Caine sealed the hatch of the hab module behind them, watched Joe slouch away toward his stateroom. Given Yiithrii’ah’aash’s warnings about the dangers of moving around the Slaasriithi ship unescorted, Riordan assured himself that no one was stubborn — or stupid — enough to take that kind of risk just to sort out some cargo. Not even Joe Buckley.
* * *
Joe Buckley was that stupid.
Unfortunately, he was also suspiciously proficient at bypassing electronics. He avoided triggering the exit alarm slaved to the inner airlock door. He anticipated and deactivated the touch-sensitive sensors lining every surface within the airlock itself, did the same with the laser tripwires crisscrossing both the inner and outer hatch coamings, and overrode the lock and disabled the alarm on the outer hatch.

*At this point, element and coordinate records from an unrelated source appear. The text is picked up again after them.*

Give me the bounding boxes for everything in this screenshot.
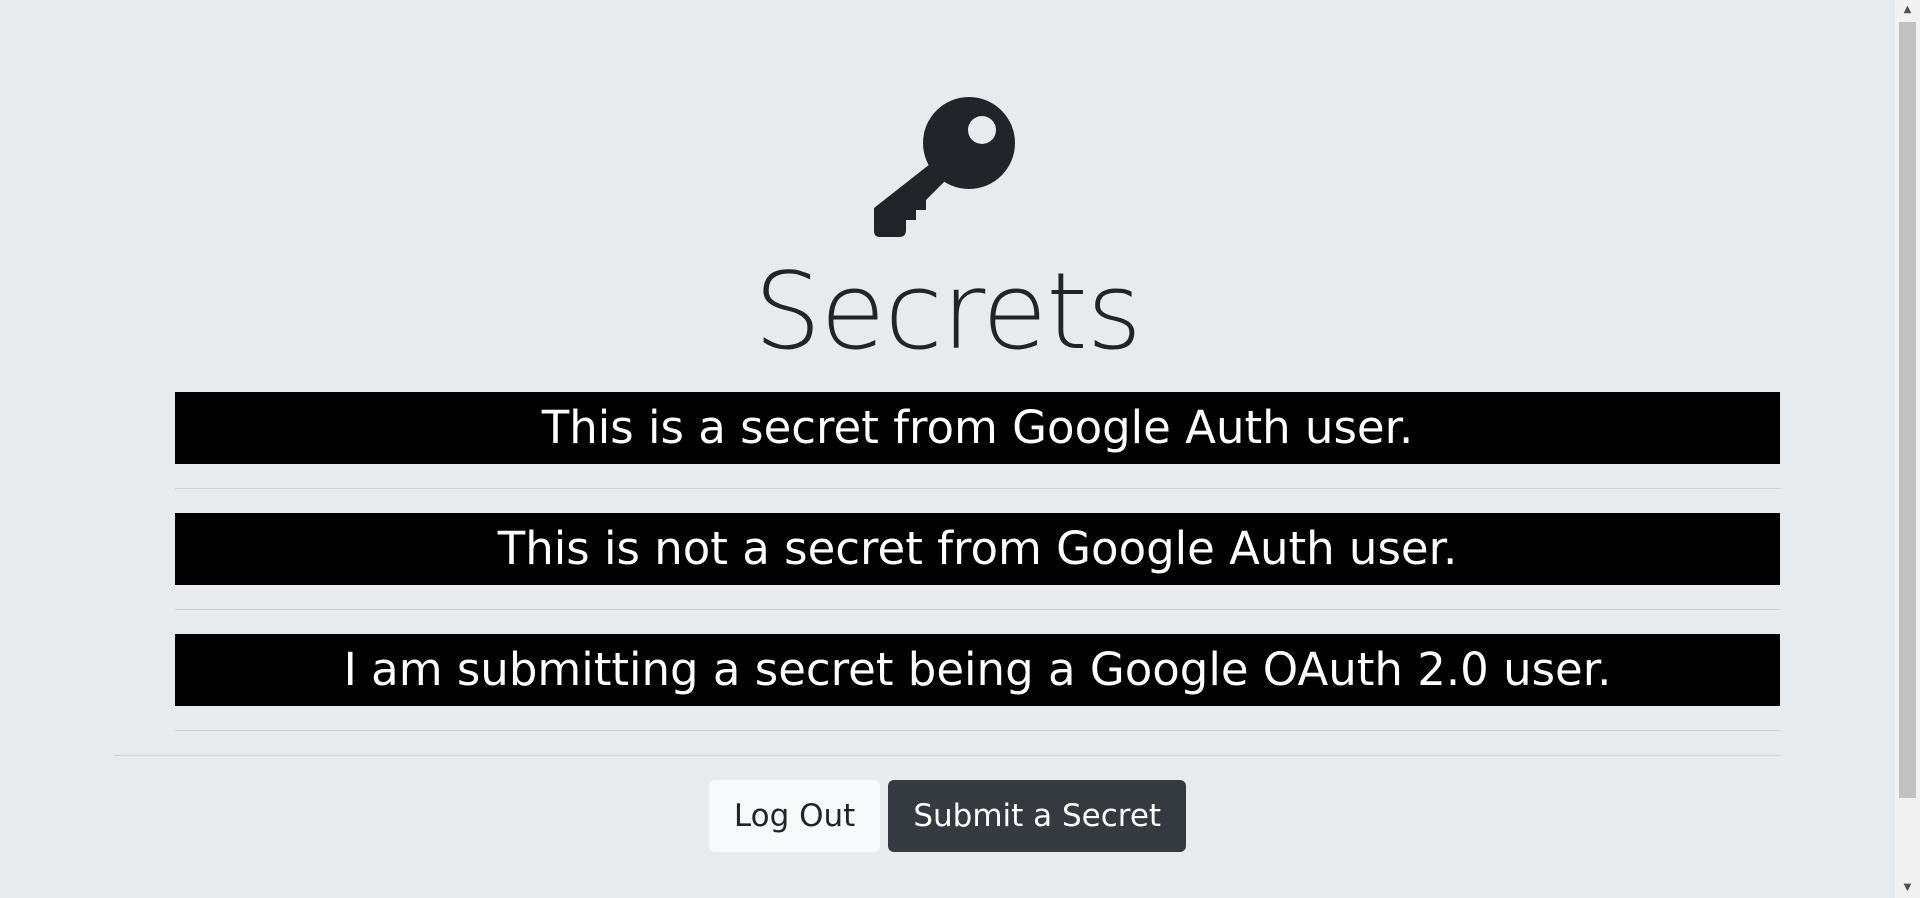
page-container: Secrets This is a secret from Google Aut…: [0, 0, 1895, 898]
scroll-down-icon[interactable]: ▼: [1895, 878, 1920, 898]
action-buttons: Log Out Submit a Secret: [0, 780, 1895, 852]
vertical-scrollbar[interactable]: ▲ ▼: [1895, 0, 1920, 898]
footer-divider: [115, 755, 1780, 756]
logout-button[interactable]: Log Out: [708, 780, 881, 852]
submit-secret-button[interactable]: Submit a Secret: [888, 780, 1187, 852]
divider: [175, 488, 1780, 489]
page-title: Secrets: [753, 250, 1142, 373]
secrets-list: This is a secret from Google Auth user. …: [175, 392, 1780, 755]
secret-item: This is not a secret from Google Auth us…: [175, 513, 1780, 585]
secret-item: I am submitting a secret being a Google …: [175, 634, 1780, 706]
scroll-up-icon[interactable]: ▲: [1895, 0, 1920, 20]
divider: [175, 730, 1780, 731]
divider: [175, 609, 1780, 610]
key-icon: [874, 97, 1015, 237]
secret-item: This is a secret from Google Auth user.: [175, 392, 1780, 464]
scrollbar-thumb[interactable]: [1899, 22, 1916, 798]
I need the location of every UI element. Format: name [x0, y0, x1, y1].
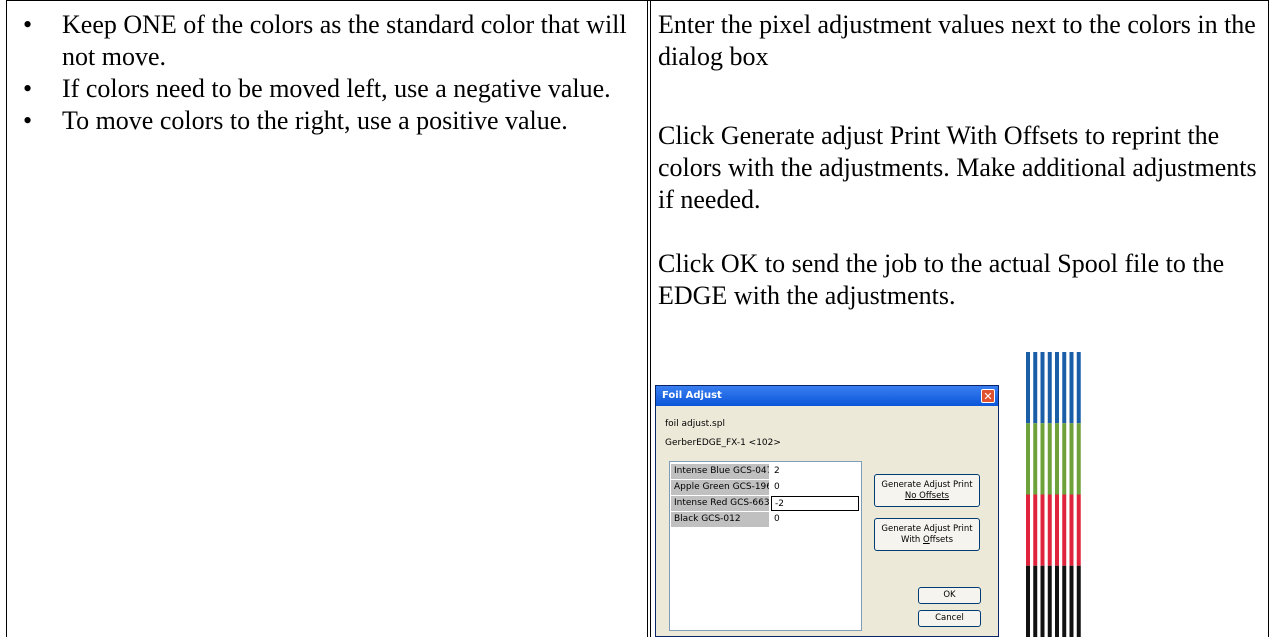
stripe	[1026, 494, 1030, 566]
color-stripe-swatch	[1026, 352, 1081, 637]
stripe	[1069, 352, 1074, 424]
color-name: Intense Blue GCS-047	[671, 464, 769, 479]
left-column: Keep ONE of the colors as the standard c…	[14, 9, 634, 137]
stripe	[1062, 423, 1067, 495]
stripe	[1062, 494, 1067, 566]
stripe	[1062, 565, 1067, 637]
stripe	[1026, 423, 1030, 495]
device-name: GerberEDGE_FX-1 <102>	[665, 438, 781, 448]
label-part: ffsets	[929, 535, 953, 545]
color-offset-grid: Intense Blue GCS-047 2 Apple Green GCS-1…	[669, 461, 862, 631]
color-name: Intense Red GCS-663	[671, 496, 769, 511]
stripe	[1055, 423, 1059, 495]
cancel-button[interactable]: Cancel	[918, 610, 981, 627]
offset-value[interactable]: 0	[771, 480, 859, 495]
stripe	[1069, 423, 1074, 495]
button-label-line2: No Offsets	[904, 491, 950, 501]
stripe	[1069, 494, 1074, 566]
table-left-border	[6, 0, 7, 637]
stripe	[1055, 565, 1059, 637]
bullet-item: Keep ONE of the colors as the standard c…	[14, 9, 634, 73]
dialog-title: Foil Adjust	[662, 390, 722, 401]
stripe	[1069, 565, 1074, 637]
button-label-line1: Generate Adjust Print	[881, 524, 973, 534]
paragraph-generate: Click Generate adjust Print With Offsets…	[658, 121, 1257, 214]
stripe	[1047, 352, 1052, 424]
stripe	[1040, 565, 1045, 637]
stripe	[1055, 494, 1059, 566]
offset-value-editing[interactable]: -2	[771, 496, 859, 511]
label-part: With	[901, 535, 924, 545]
stripe	[1076, 494, 1081, 566]
stripe	[1047, 423, 1052, 495]
table-row: Intense Blue GCS-047 2	[670, 464, 861, 480]
button-label-line2: With Offsets	[875, 535, 979, 546]
button-label-line1: Generate Adjust Print	[881, 480, 973, 490]
instruction-bullets: Keep ONE of the colors as the standard c…	[14, 9, 634, 137]
bullet-item: To move colors to the right, use a posit…	[14, 105, 634, 137]
stripe	[1047, 494, 1052, 566]
stripe	[1033, 565, 1038, 637]
stripe	[1040, 423, 1045, 495]
stripe	[1076, 565, 1081, 637]
stripe	[1040, 352, 1045, 424]
label-mnemonic: O	[923, 535, 930, 545]
stripe	[1026, 352, 1030, 424]
stripe	[1076, 423, 1081, 495]
table-row: Black GCS-012 0	[670, 512, 861, 528]
table-right-border	[1268, 0, 1269, 637]
color-name: Apple Green GCS-196	[671, 480, 769, 495]
offset-value[interactable]: 0	[771, 512, 859, 527]
table-row: Apple Green GCS-196 0	[670, 480, 861, 496]
table-row: Intense Red GCS-663 -2	[670, 496, 861, 512]
stripe	[1026, 565, 1030, 637]
ok-button[interactable]: OK	[918, 587, 981, 604]
paragraph-enter-values: Enter the pixel adjustment values next t…	[658, 10, 1256, 71]
stripe	[1033, 494, 1038, 566]
table-top-border	[6, 0, 1268, 1]
foil-adjust-dialog: Foil Adjust ✕ foil adjust.spl GerberEDGE…	[655, 385, 999, 637]
offset-value[interactable]: 2	[771, 464, 859, 479]
column-divider-inner	[650, 0, 651, 637]
color-name: Black GCS-012	[671, 512, 769, 527]
stripe	[1047, 565, 1052, 637]
generate-with-offsets-button[interactable]: Generate Adjust Print With Offsets	[874, 518, 980, 551]
close-icon[interactable]: ✕	[981, 389, 995, 403]
stripe	[1055, 352, 1059, 424]
stripe	[1076, 352, 1081, 424]
stripe	[1033, 352, 1038, 424]
bullet-item: If colors need to be moved left, use a n…	[14, 73, 634, 105]
stripe	[1062, 352, 1067, 424]
stripe	[1033, 423, 1038, 495]
generate-no-offsets-button[interactable]: Generate Adjust Print No Offsets	[874, 474, 980, 507]
stripe	[1040, 494, 1045, 566]
column-divider	[647, 0, 648, 637]
paragraph-ok: Click OK to send the job to the actual S…	[658, 249, 1225, 310]
spool-file-name: foil adjust.spl	[665, 419, 725, 429]
dialog-titlebar: Foil Adjust ✕	[656, 386, 998, 406]
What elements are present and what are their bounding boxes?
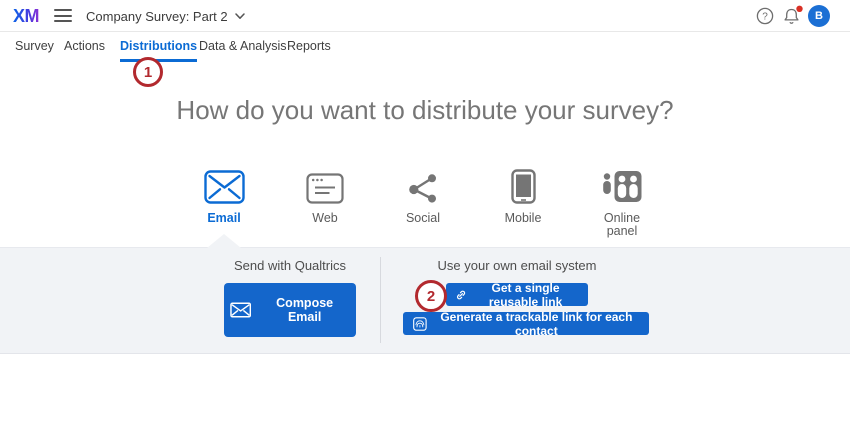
own-email-system-header: Use your own email system xyxy=(427,258,607,273)
channel-online-panel-label: Online panel xyxy=(598,212,646,238)
notification-dot xyxy=(796,6,802,12)
web-icon xyxy=(306,173,344,204)
channel-online-panel[interactable]: Online panel xyxy=(576,164,668,238)
bell-icon xyxy=(782,5,804,26)
channel-email[interactable]: Email xyxy=(178,164,270,225)
channel-social-label: Social xyxy=(377,212,469,225)
qualtrics-distributions-page: XM Company Survey: Part 2 ? B xyxy=(0,0,850,425)
top-bar: XM Company Survey: Part 2 ? B xyxy=(0,0,850,32)
tab-distributions[interactable]: Distributions xyxy=(120,39,197,62)
compose-email-button[interactable]: Compose Email xyxy=(224,283,356,337)
chevron-down-icon xyxy=(235,13,245,20)
notifications-button[interactable] xyxy=(782,5,804,26)
link-icon xyxy=(456,288,466,302)
step-1-annotation: 1 xyxy=(133,57,163,87)
survey-title: Company Survey: Part 2 xyxy=(86,9,228,24)
generate-trackable-link-button[interactable]: Generate a trackable link for each conta… xyxy=(403,312,649,335)
online-panel-icon xyxy=(602,169,642,204)
compose-email-label: Compose Email xyxy=(259,296,350,324)
channel-email-label: Email xyxy=(178,212,270,225)
selected-channel-caret xyxy=(207,234,241,248)
panel-divider xyxy=(380,257,381,343)
channel-social[interactable]: Social xyxy=(377,164,469,225)
get-single-link-label: Get a single reusable link xyxy=(473,281,578,309)
send-with-qualtrics-header: Send with Qualtrics xyxy=(200,258,380,273)
tab-data-analysis[interactable]: Data & Analysis xyxy=(199,39,287,59)
share-icon xyxy=(407,172,439,204)
avatar[interactable]: B xyxy=(808,5,830,27)
channel-mobile-label: Mobile xyxy=(477,212,569,225)
help-button[interactable]: ? xyxy=(756,7,774,25)
survey-switcher[interactable]: Company Survey: Part 2 xyxy=(86,0,245,32)
envelope-icon xyxy=(230,302,251,318)
channel-mobile[interactable]: Mobile xyxy=(477,164,569,225)
channel-web[interactable]: Web xyxy=(279,164,371,225)
svg-text:?: ? xyxy=(762,12,768,23)
generate-trackable-link-label: Generate a trackable link for each conta… xyxy=(434,310,639,338)
xm-logo: XM xyxy=(13,6,39,27)
fingerprint-icon xyxy=(413,316,427,332)
tab-survey[interactable]: Survey xyxy=(15,39,54,59)
mobile-icon xyxy=(511,169,536,204)
email-icon xyxy=(204,170,245,204)
get-single-link-button[interactable]: Get a single reusable link xyxy=(446,283,588,306)
hamburger-menu-icon[interactable] xyxy=(54,9,72,22)
page-title: How do you want to distribute your surve… xyxy=(0,95,850,126)
question-mark-icon: ? xyxy=(756,7,774,25)
tab-reports[interactable]: Reports xyxy=(287,39,331,59)
tab-actions[interactable]: Actions xyxy=(64,39,105,59)
channel-web-label: Web xyxy=(279,212,371,225)
step-2-annotation: 2 xyxy=(415,280,447,312)
main-nav: Survey Actions Distributions Data & Anal… xyxy=(0,33,850,61)
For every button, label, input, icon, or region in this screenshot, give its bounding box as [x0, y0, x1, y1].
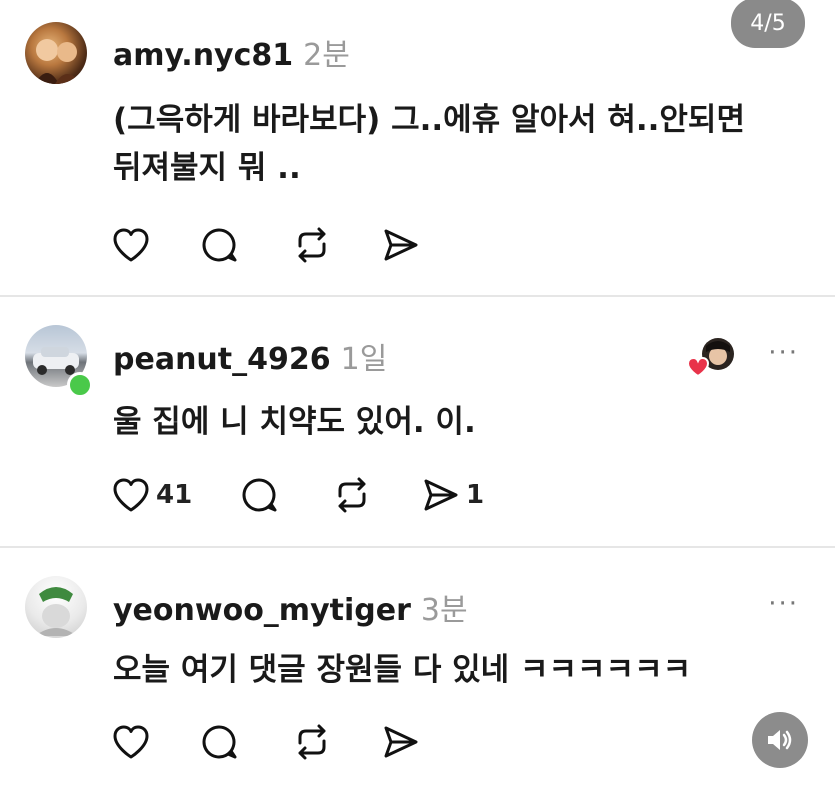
online-status-indicator	[67, 372, 93, 398]
timestamp: 1일	[340, 342, 388, 377]
sound-toggle-button[interactable]	[752, 712, 808, 768]
heart-icon	[113, 228, 149, 262]
comment-text: (그윽하게 바라보다) 그..에휴 알아서 혀..안되면 뒤져불지 뭐 ..	[113, 96, 813, 192]
comment-text-line: 오늘 여기 댓글 장원들 다 있네 ㅋㅋㅋㅋㅋㅋ	[113, 652, 692, 688]
speaker-icon	[768, 730, 792, 750]
divider	[0, 546, 835, 548]
like-count: 41	[156, 480, 193, 510]
comment-button[interactable]	[200, 723, 292, 761]
avatar[interactable]	[25, 22, 87, 84]
send-icon	[424, 479, 458, 511]
comment-text-line: (그윽하게 바라보다) 그..에휴 알아서 혀..안되면	[113, 102, 745, 138]
comment-icon	[202, 228, 237, 262]
divider	[0, 295, 835, 297]
more-options-button[interactable]: ···	[768, 338, 799, 368]
heart-icon	[113, 478, 149, 512]
comment-text: 울 집에 니 치약도 있어. 이.	[113, 398, 813, 446]
like-button[interactable]: 41	[112, 477, 240, 513]
comment-button[interactable]	[200, 226, 292, 264]
comment-text-line: 뒤져불지 뭐 ..	[113, 150, 301, 186]
more-options-button[interactable]: ···	[768, 589, 799, 619]
action-bar	[112, 722, 420, 762]
page-indicator: 4/5	[731, 0, 805, 48]
comment-text: 오늘 여기 댓글 장원들 다 있네 ㅋㅋㅋㅋㅋㅋ	[113, 646, 813, 694]
avatar-photo	[35, 39, 81, 84]
share-button[interactable]: 1	[422, 477, 484, 513]
username[interactable]: yeonwoo_mytiger	[113, 593, 411, 628]
timestamp: 2분	[303, 38, 350, 73]
username-row: peanut_4926 1일	[113, 334, 387, 378]
username[interactable]: amy.nyc81	[113, 38, 293, 73]
comment-icon	[202, 725, 237, 759]
avatar-photo	[35, 587, 77, 636]
action-bar: 41 1	[112, 475, 484, 515]
share-button[interactable]	[382, 724, 420, 760]
comment-icon	[242, 478, 277, 512]
repost-icon	[298, 724, 326, 760]
username-row: yeonwoo_mytiger 3분	[113, 585, 468, 629]
send-icon	[384, 229, 418, 261]
share-count: 1	[466, 480, 485, 510]
send-icon	[384, 726, 418, 758]
heart-icon	[686, 356, 710, 378]
repost-button[interactable]	[292, 226, 382, 264]
avatar[interactable]	[25, 576, 87, 638]
timestamp: 3분	[420, 593, 468, 628]
comment-button[interactable]	[240, 476, 332, 514]
repost-button[interactable]	[332, 476, 422, 514]
repost-icon	[338, 477, 366, 513]
comment-text-line: 울 집에 니 치약도 있어. 이.	[113, 404, 476, 440]
like-button[interactable]	[112, 724, 200, 760]
author-liked-badge	[686, 336, 734, 380]
repost-icon	[298, 227, 326, 263]
username-row: amy.nyc81 2분	[113, 30, 350, 74]
share-button[interactable]	[382, 227, 420, 263]
heart-icon	[113, 725, 149, 759]
action-bar	[112, 225, 420, 265]
like-button[interactable]	[112, 227, 200, 263]
repost-button[interactable]	[292, 723, 382, 761]
username[interactable]: peanut_4926	[113, 342, 331, 377]
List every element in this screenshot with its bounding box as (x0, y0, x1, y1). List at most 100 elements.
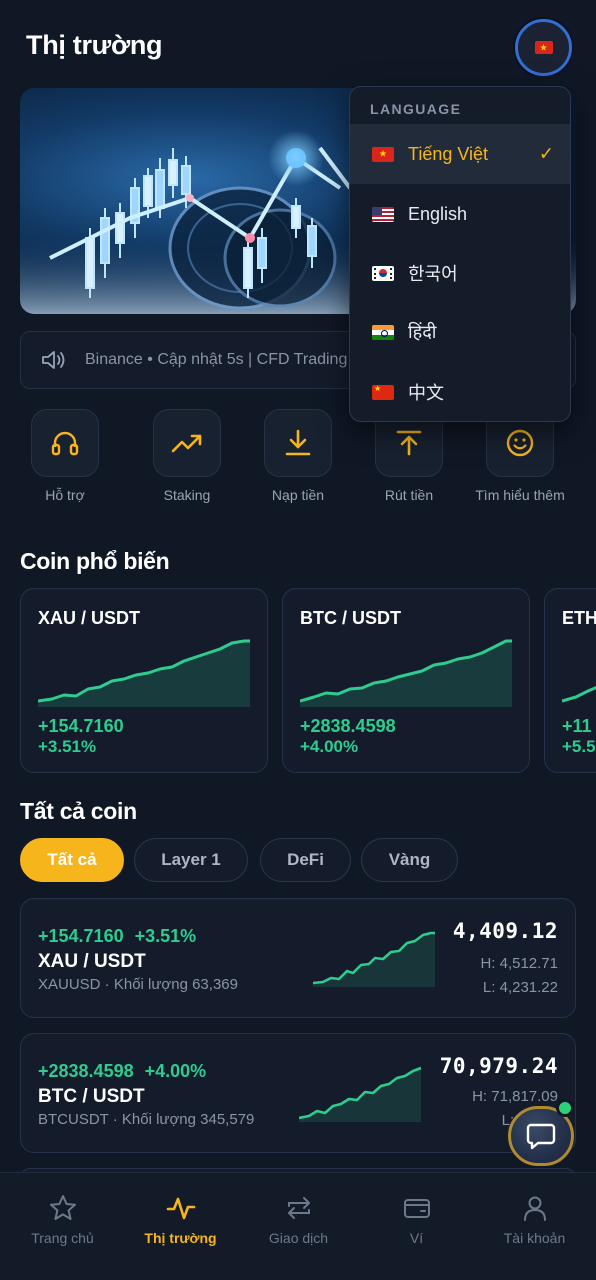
coin-low: L: 4,231.22 (482, 979, 558, 996)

All of which Caine realized in the jarring moment between being awakened by the sound of a repetitive warning tone and the approach of pounding feet. Riordan was already pulling on his duty-suit by the time Ben Hwang, still in shorts and tee shirt, opened his door and panted: “Buckley’s biomonitor in the dispensary just started coding. And he’s not in his cabin.”
Damnit! I should have set a live guard, Caine hammered at himself as he yanked on his shoes and raced past Hwang. “Where does his transponder say he is?”
“He’s off our structure; somewhere on theirs.”
Oh, for Christ’s sake—
Bannor nearly collided with Caine as he charged out of his own stateroom. “What’s up?”
“Buckley. On the Slaasriithi hull. Alone. His biomonitor has spiked.”